- Promotional poster
- Directed by: Siddharth Sinha
- Written by: Siddharth Sinha
- Produced by: Kushal Srivastava
- Starring: Kalki Koechlin
- Cinematography: Savita Singh
- Edited by: Abhijeet Desjpande
- Production company: Flying Dream entertainment Pvt Ltd
- Release date: 15 June 2018;
- Country: India
- Languages: English French

= The Job (2018 film) =

The Job is a 2018 Indian thriller short film produced by Kushal Srivastava and directed by Siddharth Sinha. The film was released on YouTube on 15 June 2018 and stars Kalki Koechlin. The short is based on Macbeth.

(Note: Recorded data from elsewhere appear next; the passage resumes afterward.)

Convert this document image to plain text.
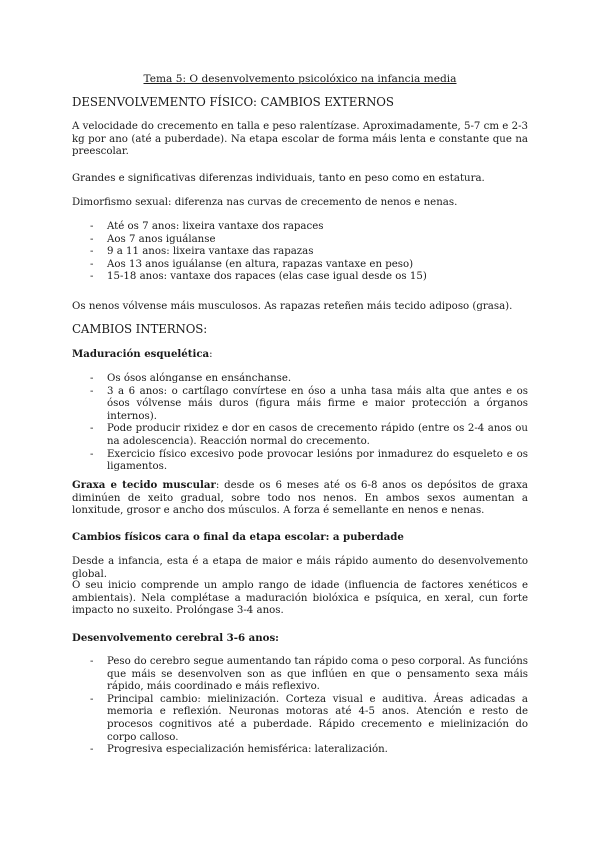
Tema 5: O desenvolvemento psicolóxico na infancia media
DESENVOLVEMENTO FÍSICO: CAMBIOS EXTERNOS
A velocidade do crecemento en talla e peso ralentízase. Aproximadamente, 5-7 cm e 2-3 kg por ano (até a puberdade). Na etapa escolar de forma máis lenta e constante que na preescolar.
Grandes e significativas diferenzas individuais, tanto en peso como en estatura.
Dimorfismo sexual: diferenza nas curvas de crecemento de nenos e nenas.
- Até os 7 anos: lixeira vantaxe dos rapaces
- Aos 7 anos iguálanse
- 9 a 11 anos: lixeira vantaxe das rapazas
- Aos 13 anos iguálanse (en altura, rapazas vantaxe en peso)
- 15-18 anos: vantaxe dos rapaces (elas case igual desde os 15)
Os nenos vólvense máis musculosos. As rapazas reteñen máis tecido adiposo (grasa).
CAMBIOS INTERNOS:
Maduración esquelética:
- Os ósos alónganse en ensánchanse.
- 3 a 6 anos: o cartílago convírtese en óso a unha tasa máis alta que antes e os ósos vólvense máis duros (figura máis firme e maior protección a órganos internos).
- Pode producir rixidez e dor en casos de crecemento rápido (entre os 2-4 anos ou na adolescencia). Reacción normal do crecemento.
- Exercicio físico excesivo pode provocar lesións por inmadurez do esqueleto e os ligamentos.
Graxa e tecido muscular: desde os 6 meses até os 6-8 anos os depósitos de graxa diminúen de xeito gradual, sobre todo nos nenos. En ambos sexos aumentan a lonxitude, grosor e ancho dos músculos. A forza é semellante en nenos e nenas.
Cambios físicos cara o final da etapa escolar: a puberdade
Desde a infancia, esta é a etapa de maior e máis rápido aumento do desenvolvemento global.
O seu inicio comprende un amplo rango de idade (influencia de factores xenéticos e ambientais). Nela complétase a maduración biolóxica e psíquica, en xeral, cun forte impacto no suxeito. Prolóngase 3-4 anos.
Desenvolvemento cerebral 3-6 anos:
- Peso do cerebro segue aumentando tan rápido coma o peso corporal. As funcións que máis se desenvolven son as que inflúen en que o pensamento sexa máis rápido, máis coordinado e máis reflexivo.
- Principal cambio: mielinización. Corteza visual e auditiva. Áreas adicadas a memoria e reflexión. Neuronas motoras até 4-5 anos. Atención e resto de procesos cognitivos até a puberdade. Rápido crecemento e mielinización do corpo calloso.
- Progresiva especialización hemisférica: lateralización.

Koechlin plays an employee struggling against the system and being defeated by loneliness and discrimination. The Job was nominated at the 64th Filmfare Awards in the Thriller category.

== Cast ==
- Kalki Koechlin as the French expat

The film also features an uncredited English and French voice.

== Reception ==
Rahul Desai of Film Companion wrote "The Job is difficult to understand. It is even harder to hear. But then, so is the human mind". A critic from IANS wrote, "The Job has more questions than answers. It relies entirely on its lead actress's ability to convey angst in times of excruciating crisis. And I am not entirely sure that is a good thing or bad".